UK Muslim Cleric Denies Inciting Followers to Kill
LONDON (Reuters) - A London-based Muslim cleric, accused of urging followers to kill non-believers in a holy war against the rest of the world, told police his teachings came straight from the Koran, a jury was told Thursday.
Jamaican-born Sheikh Abdullah el-Faisal, 39, denies five charges of incitement to murder by encouraging others to kill "enemies of Islam." He could face life imprisonment if convicted.
Faisal, based in central London, is also charged with stirring up racial hatred through use of threatening and abusive words and with video and audio tapes in the four years before his arrest last year.
Thursday, the jury at London's Old Bailey court was played a tape of Faisal's interview with police officers after his arrest in which he said he was not a racist and only quoted from the Koran.

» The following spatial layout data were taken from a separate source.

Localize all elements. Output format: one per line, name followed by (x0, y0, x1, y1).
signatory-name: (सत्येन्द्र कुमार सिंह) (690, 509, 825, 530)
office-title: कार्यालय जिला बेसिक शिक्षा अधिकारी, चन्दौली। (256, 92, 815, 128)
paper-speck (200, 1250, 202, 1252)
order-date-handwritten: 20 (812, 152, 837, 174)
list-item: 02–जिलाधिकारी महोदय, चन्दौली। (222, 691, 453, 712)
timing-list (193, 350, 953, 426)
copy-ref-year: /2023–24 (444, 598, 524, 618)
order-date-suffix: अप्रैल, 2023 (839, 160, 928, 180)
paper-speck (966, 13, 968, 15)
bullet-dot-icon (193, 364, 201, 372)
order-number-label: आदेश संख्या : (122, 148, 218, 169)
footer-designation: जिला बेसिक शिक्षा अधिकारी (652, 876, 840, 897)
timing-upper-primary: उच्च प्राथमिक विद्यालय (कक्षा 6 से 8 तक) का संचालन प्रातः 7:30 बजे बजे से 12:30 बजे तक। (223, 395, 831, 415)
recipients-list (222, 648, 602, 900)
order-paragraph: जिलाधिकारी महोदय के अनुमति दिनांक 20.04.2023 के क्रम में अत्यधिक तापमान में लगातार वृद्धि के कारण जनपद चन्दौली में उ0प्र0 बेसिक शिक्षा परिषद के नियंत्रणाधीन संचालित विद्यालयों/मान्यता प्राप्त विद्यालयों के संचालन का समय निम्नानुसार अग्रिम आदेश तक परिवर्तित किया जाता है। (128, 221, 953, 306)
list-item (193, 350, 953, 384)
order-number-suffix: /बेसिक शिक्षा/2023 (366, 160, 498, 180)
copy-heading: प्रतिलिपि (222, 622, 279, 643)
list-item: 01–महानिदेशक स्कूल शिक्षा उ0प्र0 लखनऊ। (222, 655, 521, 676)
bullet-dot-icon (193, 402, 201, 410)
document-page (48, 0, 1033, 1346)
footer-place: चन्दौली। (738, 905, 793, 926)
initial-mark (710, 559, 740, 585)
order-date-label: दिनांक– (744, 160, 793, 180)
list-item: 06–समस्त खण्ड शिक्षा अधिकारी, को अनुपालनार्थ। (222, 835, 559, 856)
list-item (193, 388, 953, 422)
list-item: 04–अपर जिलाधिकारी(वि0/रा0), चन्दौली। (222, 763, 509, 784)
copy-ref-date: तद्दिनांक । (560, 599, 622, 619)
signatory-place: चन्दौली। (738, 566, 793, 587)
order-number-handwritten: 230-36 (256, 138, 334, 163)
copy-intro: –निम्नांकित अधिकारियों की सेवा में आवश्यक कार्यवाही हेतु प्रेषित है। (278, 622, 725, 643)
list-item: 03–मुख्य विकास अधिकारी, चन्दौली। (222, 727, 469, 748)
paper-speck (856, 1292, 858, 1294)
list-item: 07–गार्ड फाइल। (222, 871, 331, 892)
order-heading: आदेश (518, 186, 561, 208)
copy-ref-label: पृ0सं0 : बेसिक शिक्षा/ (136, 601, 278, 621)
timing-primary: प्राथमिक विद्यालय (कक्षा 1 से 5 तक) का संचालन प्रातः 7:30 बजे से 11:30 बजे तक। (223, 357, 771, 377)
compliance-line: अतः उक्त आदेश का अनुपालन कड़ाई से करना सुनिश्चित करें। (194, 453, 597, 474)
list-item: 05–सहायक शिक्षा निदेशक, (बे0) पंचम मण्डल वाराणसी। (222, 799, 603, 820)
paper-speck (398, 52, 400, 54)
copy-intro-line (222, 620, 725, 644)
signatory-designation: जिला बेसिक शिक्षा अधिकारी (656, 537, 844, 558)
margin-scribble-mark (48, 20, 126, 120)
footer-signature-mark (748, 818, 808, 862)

"I'm not inciting them. My students have never harmed anyone. I cannot understand where you are coming from," Faisal said during the interview with Detective Sgt. Ray Durrant.
Durrant then quoted passages from some of Faisal's tapes and asked him about the content.
"So you want to go to Jenna (paradise). It is easy just to kill a Kafer (non-believer). You are encouraging people to kill," Durrant asked Faisal.
"By you killing the Kafer, you have purchased your ticket to paradise. You are asking for people to put their hands up and volunteer?"
Faisal replied that this was "only in a combat situation" and that his message was that people should only kill in self defense.
When asked about a passage in one tape when he said the best way to terrorize a non-believer was to exterminate them, Faisal said again that he was only quoting from the Koran.
He said that he preached what he had he learned at university in Saudi Arabia while studying to become a religious leader and that his words had been taken out of context.
Earlier in the trial, the prosecution said Faisal had encouraged young Muslims to kill Hindus, Jews and Americans, with chemical and nuclear weapons if necessary, through tapes entitled "No Peace with the Jews," "Declaration of War" and "Jihad."
In one video tape played earlier, he could be heard saying: "You can use chemical weapons to exterminate the non-believer. If you have cockroaches in your house would you spray them? Yes, with chemicals. If you would spray the cockroach, spray the Hindu."
He could also be heard promising young Muslim men that their martyrdom in the Jihad, or Holy War, would be rewarded in paradise with 72 virgins.